Monday, May. 28, 1956

The Watchword: Caution

"The present mood of business is caution. There's been a slow climb to a very comfortable plateau on which businessmen make money and wage-earners have plenty to spend. The climb is over. The national economy could take plenty of lumps and remain where it is." Thus Harry Stoll, president of Chicago's Mandel Brothers department store, last week summed up the mood of many businessmen. Despite the slump in auto sales, tight money and sagging farm income, the nation's economy was actually holding up fine. Industrial production steadied at 142, only two points off December's peak. But caution was the watchword.

The need for it was underlined by the soft spots in the nation's business, and the blame for them fell on the Federal Reserve Board's tight-money policy. In Washington, Joseph B. Haverstick, president of the National Association of Home Builders, noted that the mortgage squeeze had caused a 20% drop in April housing starts. "The trend is still sharply downward," he said. "Unless there is some immediate improvement in the financing picture, the outlook for the remainder of the year is not hopeful."

General Motors President Harlow Curtice demanded that the FRB ease credit. Curtice cut his 6,500,000 forecast of auto production to 5,800,000, blamed the drop on tight money. Said he: "I still believe the Federal Reserve Board's policy is not warranted and should be reversed, and promptly."

Treasury Secretary George Humphrey, who had privately opposed the boost in discount rates, now publicly said that it was unnecessary and that "natural conditions" would have checked any trend toward inflation.

No Time for Margin. At the semiannual meeting of the Commerce Department's Business Advisory Council, the nation's top industrialists worried that tight money might force cutbacks in industry's expansion plans. Said Scripto's President James V. Carmichael: ("There's no question the tightening of credit has put a slight damper on our long-range planning." Department Store (Daniels & Fisher) President Joe Ross worried that the money shortage might cut back on Denver's "tremendous growth." Complained Ross: "The cost of expansion is prohibitive because of the money rates." But few businessmen had been forced to alter building and modernization plans. Actually, the elimination of marginal industrial expansion had been one of FRB's chief aims. With 1956 capital expenditures running 30% ahead of last year's rate, much expansion could be postponed without damage to the economy.

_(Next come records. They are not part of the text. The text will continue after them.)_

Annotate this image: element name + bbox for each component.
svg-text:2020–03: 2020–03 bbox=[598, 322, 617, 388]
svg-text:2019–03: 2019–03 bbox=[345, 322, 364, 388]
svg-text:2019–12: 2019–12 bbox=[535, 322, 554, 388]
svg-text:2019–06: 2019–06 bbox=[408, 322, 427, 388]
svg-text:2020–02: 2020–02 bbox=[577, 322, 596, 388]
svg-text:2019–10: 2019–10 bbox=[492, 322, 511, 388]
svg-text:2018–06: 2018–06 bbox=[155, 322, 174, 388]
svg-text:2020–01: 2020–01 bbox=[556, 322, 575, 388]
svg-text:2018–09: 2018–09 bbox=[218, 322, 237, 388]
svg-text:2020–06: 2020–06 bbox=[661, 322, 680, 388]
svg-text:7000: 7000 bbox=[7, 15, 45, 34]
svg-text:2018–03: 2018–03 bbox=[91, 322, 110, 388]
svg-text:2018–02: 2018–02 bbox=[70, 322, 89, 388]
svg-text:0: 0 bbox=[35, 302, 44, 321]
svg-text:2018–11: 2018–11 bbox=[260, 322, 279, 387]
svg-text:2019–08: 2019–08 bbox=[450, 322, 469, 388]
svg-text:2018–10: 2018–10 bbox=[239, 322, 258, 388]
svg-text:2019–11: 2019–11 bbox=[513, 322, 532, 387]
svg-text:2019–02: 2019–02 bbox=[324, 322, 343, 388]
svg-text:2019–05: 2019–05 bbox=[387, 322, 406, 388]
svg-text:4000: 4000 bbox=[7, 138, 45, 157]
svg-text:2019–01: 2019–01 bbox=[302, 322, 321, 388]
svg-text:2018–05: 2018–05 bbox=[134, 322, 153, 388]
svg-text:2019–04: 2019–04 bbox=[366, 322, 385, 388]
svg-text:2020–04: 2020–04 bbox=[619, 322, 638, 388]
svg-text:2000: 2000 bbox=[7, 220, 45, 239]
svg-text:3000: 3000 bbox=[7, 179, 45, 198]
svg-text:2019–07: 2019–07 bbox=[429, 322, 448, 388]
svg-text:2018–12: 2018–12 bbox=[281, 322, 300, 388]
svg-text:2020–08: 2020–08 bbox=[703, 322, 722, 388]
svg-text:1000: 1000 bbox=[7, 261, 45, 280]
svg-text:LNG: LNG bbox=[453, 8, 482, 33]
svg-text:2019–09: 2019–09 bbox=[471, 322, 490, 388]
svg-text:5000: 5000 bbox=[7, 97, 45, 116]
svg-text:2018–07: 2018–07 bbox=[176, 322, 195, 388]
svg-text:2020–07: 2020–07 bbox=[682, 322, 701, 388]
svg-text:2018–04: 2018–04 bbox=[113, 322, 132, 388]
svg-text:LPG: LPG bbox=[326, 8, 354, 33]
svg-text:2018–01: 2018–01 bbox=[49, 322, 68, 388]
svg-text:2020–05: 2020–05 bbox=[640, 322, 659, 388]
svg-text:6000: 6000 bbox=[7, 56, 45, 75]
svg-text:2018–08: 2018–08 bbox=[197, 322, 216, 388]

No Cause for Tears. Despite Harlow Curtice's complaints, most auto dealers were not adversely affected by the tight money. One of Michigan's biggest dealers estimated that three out of every five loan applications were being turned down, but good credit risks had little trouble. Most dealers blamed last year's mammoth production and this year's poor weather for the sales slump. Said San Francisco's Ellis Brooks, a big Chevrolet dealer: "Everybody cries a little bit, even with a loaf of bread under his arm."

And not even everybody was crying. Predicted Sears. Roebuck & Co.'s Board Chairman T. V. House: "There is a likelihood of some drop in the third quarter, due to a slower rate of inventory buying, but the expectation is that the fourth quarter will regain today's level in volume. If there is an increase in price, the value of total production will be above the current high level."